The teachers of poor, urban schoolchildren of color are currently at the center of an ideological battle over educational inequality in the US. The popular media and political rhetoric dichotomize teachers as heroes or villains and blame them for persistent achievement gaps related to race and class. Although teachers are indeed central to educational processes, this scapegoating elides the ways in which inherently unequal schooling conditions constrain teachers' ability to engage their students. To move beyond reductive accounts of teaching, my research examines the institutional and interpersonal factors that shape teachers' experiences and practices of caregiving. I provide critical insights into connections between student needs, school resources, and teachers' care and ways in which these are implicated in the reproduction of inequality. Theoretically, these findings illustrate the importance of connecting structural inequalities to lived human experience. Practically, my research suggests new approaches to supporting teachers' work and challenging the intergenerational transmission of socioeconomic inequality.
This dissertation explores teachers' experiences of unequal schooling conditions through in-depth interviews with 60 teachers in three public high schools located in different school districts of Los Angeles County. The schools I selected were de facto segregated in terms of race and class demographics: One served a student population that was wealthy and majority white with a large Asian American minority; the other two schools served populations that were low-income, majority Latino and African American. Each school had a historical relationship to white flight and distinctive connections between the school and the community. The site selection makes a critical contribution to the study of segregated schools by opening up the Black-white binary to understand shifting demographics and by examining the ongoing preservation of white privilege. I coined the term "quarantined disadvantage" to describe the current, unequal conditions of schooling in Los Angeles suburban schools.

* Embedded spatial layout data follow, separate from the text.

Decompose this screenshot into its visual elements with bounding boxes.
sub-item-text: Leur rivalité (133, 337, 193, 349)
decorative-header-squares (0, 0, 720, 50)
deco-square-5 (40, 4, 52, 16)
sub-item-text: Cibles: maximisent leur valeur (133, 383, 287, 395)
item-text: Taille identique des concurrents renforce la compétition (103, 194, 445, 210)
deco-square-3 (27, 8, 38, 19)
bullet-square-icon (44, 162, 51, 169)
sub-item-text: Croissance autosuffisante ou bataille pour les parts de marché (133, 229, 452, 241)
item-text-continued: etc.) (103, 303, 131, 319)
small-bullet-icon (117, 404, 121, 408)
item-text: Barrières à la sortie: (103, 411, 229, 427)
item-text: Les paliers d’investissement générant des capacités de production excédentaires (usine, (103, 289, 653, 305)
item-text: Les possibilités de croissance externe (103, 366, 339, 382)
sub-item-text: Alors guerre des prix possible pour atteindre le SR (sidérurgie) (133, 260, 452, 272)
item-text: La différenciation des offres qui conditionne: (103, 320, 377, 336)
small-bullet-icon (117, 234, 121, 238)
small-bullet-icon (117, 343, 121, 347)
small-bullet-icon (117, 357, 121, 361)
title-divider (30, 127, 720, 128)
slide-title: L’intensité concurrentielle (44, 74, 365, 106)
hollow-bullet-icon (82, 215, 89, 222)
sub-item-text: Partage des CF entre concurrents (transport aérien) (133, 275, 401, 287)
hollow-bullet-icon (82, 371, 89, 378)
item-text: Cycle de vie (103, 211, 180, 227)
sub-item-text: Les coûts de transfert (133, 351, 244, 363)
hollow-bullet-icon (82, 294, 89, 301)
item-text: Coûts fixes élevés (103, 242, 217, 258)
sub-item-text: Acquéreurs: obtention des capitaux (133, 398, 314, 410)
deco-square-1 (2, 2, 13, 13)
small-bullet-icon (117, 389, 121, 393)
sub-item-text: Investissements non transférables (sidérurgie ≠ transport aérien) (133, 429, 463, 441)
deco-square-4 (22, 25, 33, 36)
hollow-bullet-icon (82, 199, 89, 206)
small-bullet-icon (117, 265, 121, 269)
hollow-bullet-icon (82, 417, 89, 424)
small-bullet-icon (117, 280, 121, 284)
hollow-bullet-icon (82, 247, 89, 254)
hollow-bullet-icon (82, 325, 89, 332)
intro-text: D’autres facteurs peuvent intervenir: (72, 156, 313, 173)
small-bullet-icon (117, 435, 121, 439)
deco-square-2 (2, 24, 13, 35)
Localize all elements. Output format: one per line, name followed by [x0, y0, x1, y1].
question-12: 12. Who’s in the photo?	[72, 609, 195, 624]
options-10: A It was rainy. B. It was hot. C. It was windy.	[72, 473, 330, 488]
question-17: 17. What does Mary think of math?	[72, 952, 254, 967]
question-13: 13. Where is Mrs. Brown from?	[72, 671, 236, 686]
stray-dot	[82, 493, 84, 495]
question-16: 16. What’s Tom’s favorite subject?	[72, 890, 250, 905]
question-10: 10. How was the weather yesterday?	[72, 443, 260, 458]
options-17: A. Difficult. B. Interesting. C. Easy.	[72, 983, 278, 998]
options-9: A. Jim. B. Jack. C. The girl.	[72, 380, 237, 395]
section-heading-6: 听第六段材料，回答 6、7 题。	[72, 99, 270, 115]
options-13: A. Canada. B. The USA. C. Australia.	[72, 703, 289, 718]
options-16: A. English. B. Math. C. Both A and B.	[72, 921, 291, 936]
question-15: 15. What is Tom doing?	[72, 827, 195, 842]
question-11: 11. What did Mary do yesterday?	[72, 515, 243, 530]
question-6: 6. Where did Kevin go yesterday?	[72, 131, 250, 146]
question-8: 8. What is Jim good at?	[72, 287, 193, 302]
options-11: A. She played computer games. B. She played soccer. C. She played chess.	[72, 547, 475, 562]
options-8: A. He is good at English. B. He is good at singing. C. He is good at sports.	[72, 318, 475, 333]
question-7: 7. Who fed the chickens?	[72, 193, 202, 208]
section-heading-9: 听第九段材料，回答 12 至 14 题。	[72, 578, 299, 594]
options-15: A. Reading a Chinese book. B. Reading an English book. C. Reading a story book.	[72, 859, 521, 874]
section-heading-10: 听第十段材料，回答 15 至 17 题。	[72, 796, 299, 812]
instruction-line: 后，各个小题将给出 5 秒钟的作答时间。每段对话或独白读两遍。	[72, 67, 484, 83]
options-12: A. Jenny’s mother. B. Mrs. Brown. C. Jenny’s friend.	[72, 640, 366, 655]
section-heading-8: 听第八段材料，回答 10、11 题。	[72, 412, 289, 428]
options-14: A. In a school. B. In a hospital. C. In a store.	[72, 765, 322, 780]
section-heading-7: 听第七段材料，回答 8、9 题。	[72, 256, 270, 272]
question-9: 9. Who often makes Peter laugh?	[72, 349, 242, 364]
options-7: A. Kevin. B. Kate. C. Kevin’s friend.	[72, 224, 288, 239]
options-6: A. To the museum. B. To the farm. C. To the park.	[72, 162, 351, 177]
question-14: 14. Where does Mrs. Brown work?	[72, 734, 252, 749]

To examine the effects of three unequal school contexts on teachers' subjective experiences, I conducted in-depth, open-ended interviews with teachers, covering topics such as the teachers' personal background, significant school-based relationships, and their work context. Drawing on these interviews, I demonstrate that inequality is reproduced through circumscribing teachers' ability to meet students' diverse needs through the provision of care; however, teachers' care also provides fertile ground for radical challenges to institutional inequality. This dissertation intervenes in the study of school inequality by shifting the focus from the material conditions of segregated schools and their effects on student outcomes to the social conditions of segregated schools and their effects on teacher emotions. I explain how the adults most intimately connected with unequal educational conditions and student disadvantage: (1) bear the psychic weight of racist social policies and processes; (2) reap particular psychic rewards from relationships with various populations of students and parents; and (3) cognitively support working within a system of schooling that systematically privileges some students while disadvantaging others. This research interrogates how race and class inequality that appears prima facie shocking to outsiders is lived, reproduced, and sometimes challenged through the daily experience of caring and dedicated teachers.